I recently embarked on an installation of three Ubiquiti UniFi Access Points to cover a medium-size office space. This is one of those installation stories with no “gotchas” or unexpected twists and turns.
This is the gear we purchased new:
- 3x Ubiquiti UniFi (standard 2.4Ghz model, no 5Ghz for us)
- 1x Ubiquiti ToughSwitch
This is what we integrated it in with:
- FortiNet FortiGate Firewall
- Windows Server 2008 R2 DHCP
- Windows Server 2008 R2 DNS
- Windows Server 2008 R2 RADIUS
- VMWare ESXi 5.1 (to host controller software)
The network consisted of two SSIDs: an “Office” SSID and a “Guest” SSID. The Office network was on one VLAN, with firewall routes to the wired office LAN and WAN links. The guests network is on another VLAN with firewall routes to the WAN links, limited internal HTTP(s) services, DNS & DHCP.
The ToughSwitch was setup with every port configured as a trunking port.
One port on the ToughSwitch connects to a physical interface on the FortiGate, which in turn has two VLANs and one physical interface (for AP management) setup on it. Each of these three interfaces appears as separate sources and destinations to create policy routes with. The FortiGate also has DHCP relaying setup to use the one existing Server 2K8 R2 DHCP server to serve the scopes.

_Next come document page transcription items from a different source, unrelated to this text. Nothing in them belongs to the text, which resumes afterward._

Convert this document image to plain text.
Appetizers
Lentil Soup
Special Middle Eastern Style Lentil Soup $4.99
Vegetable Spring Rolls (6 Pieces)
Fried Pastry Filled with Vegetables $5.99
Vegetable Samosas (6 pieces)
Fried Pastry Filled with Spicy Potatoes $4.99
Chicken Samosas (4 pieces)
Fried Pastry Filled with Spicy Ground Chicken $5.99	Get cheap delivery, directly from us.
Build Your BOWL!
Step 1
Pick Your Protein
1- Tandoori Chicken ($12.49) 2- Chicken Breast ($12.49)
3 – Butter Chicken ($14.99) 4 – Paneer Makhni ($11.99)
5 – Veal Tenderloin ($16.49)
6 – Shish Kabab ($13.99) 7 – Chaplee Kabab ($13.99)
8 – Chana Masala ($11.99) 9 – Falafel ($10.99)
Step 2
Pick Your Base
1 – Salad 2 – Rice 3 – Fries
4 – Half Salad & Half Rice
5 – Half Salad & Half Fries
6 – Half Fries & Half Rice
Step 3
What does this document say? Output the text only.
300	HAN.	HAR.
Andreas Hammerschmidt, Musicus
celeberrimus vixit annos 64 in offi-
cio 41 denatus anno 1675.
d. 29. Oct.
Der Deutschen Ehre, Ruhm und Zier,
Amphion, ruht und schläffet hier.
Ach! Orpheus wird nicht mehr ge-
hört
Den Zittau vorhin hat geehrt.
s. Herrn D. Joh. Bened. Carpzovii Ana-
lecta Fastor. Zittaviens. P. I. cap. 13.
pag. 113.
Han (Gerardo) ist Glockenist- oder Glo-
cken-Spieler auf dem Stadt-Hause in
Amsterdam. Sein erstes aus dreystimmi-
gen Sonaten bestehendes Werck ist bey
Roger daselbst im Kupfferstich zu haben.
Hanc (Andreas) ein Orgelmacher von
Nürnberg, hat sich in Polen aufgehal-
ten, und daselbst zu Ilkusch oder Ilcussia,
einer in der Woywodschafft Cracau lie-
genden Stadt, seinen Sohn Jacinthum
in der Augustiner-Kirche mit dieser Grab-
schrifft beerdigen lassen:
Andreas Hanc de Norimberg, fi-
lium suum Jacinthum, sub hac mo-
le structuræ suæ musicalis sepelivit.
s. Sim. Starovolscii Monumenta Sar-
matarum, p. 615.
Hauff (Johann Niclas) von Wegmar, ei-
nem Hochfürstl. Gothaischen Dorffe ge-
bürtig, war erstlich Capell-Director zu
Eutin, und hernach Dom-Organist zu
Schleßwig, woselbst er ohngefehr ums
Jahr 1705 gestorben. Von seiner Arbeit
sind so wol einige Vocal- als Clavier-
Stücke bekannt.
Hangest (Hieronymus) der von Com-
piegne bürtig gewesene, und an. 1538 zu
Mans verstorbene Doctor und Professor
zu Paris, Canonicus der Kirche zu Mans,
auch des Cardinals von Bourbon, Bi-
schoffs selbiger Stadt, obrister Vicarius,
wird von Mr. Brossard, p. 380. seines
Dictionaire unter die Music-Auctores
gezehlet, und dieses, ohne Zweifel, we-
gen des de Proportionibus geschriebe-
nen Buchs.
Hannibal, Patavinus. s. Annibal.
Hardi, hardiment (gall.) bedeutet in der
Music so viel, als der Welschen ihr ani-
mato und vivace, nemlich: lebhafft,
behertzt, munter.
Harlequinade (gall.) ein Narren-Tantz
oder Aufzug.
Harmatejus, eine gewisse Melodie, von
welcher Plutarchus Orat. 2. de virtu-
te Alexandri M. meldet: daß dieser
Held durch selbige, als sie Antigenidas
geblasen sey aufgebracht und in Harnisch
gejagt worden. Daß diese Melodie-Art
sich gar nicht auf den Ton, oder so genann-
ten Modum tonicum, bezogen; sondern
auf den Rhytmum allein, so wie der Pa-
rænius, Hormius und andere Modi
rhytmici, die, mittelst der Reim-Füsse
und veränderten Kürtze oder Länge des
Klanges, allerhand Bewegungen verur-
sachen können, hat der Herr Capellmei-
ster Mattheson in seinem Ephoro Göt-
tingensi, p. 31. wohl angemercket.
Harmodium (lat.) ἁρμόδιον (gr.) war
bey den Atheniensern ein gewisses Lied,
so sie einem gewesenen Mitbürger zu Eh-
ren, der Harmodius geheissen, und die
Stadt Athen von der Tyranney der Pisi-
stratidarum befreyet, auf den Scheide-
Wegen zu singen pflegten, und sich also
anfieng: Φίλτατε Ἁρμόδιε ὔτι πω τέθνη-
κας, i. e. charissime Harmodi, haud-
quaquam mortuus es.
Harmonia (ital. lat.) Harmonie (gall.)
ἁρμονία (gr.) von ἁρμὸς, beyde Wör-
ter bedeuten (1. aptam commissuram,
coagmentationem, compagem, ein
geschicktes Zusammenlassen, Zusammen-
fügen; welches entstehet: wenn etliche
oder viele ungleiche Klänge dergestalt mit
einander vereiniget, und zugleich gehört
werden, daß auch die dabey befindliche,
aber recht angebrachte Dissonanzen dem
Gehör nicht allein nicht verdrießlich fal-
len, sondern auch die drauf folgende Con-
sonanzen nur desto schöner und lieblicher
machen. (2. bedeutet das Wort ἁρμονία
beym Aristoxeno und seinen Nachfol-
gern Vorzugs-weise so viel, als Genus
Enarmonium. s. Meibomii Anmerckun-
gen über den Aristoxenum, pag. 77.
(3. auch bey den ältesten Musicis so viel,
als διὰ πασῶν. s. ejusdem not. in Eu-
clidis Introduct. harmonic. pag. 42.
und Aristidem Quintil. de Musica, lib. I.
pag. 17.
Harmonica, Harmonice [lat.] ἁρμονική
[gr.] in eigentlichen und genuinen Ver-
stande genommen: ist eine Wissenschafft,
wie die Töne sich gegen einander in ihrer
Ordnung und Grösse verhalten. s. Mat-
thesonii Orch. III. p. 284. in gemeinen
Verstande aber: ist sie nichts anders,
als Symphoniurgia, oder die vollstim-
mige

The Ubiquiti Controller software is setup on a VMWare ESXi cluster. It sits on the traditional wired LAN’s subnet, and is routed through the firewall to make it available on the WLAN Management network.
To allow the APs to find the controller when they boot up, there needs to be a record in the DNS server called “unifi” which points at the controller. Ensure the DHCP server is serving up the correct search domain, so it can work out the FQDN. If you can’t add this DNS record or you APs aren’t getting DHCP leases, you can SSH into them to manually set the controller’s “inform” URL. I’ve dropped the instructions for this at the bottom of this post.
Authentication for the Office SSID is via the RAIDUS server on the domain controller. It’s nice, as I am able to push out certificates to computers as-needed so they can connect automatically. Setting this up is a little too in-depth for me to explain here, so I suggest you do a quick web search and find a tutorial there. (Hint: Whitelist the IP Addresses of the APs, NOT the controller)
For the guest network has a standard WPA2-Personal password, which is adequate for what it is. Captive portals, while easy to setup, are probably more hassle than they are worth as they require a web session before they can allow any other traffic through.
Overall, these are nice units and are providing very good quality WiFi to the office. Users are being pushed between APs as needed, and we aren’t seeing devices just drop off the network or lock to the furthest AP as we had been with the older consumer level Linksys gear.
Setting the Ubiquiti UniFi Inform URL via SSH
SSH into each Access Point, using PuTTY if you’re on a PC.
The default username and password is “ubnt”, but this will be different if it has already found your controller for some reason.
Enter the command: mca-cli
Now enter this command, using the IP address or FQDN of your controller software: set-inform http://10.10.1.90:8080/inform
The controller should see the AP within a few seconds, and begin provisioning it. If necessary, it will run a firmware upgrade.
Manually doing a Ubiquiti UniFi Firmware Upgrade via SSH
SSH into each Access Point, using PuTTY if you’re on a PC.
The default username and password is “ubnt”, but this will be different if it has already found your controller for some reason.
Run this command, substituting in the IP address of your controller and the available firmware version: syswrapper.sh upgrade http://10.10.1.90:8080/dl/firmware/BZ2/2.4.5.2077/firmware.bin
I found the version number by navigating to C:UsersAdministratorUbiquiti UniFidlBZ2 and looking at the names of the folders in there.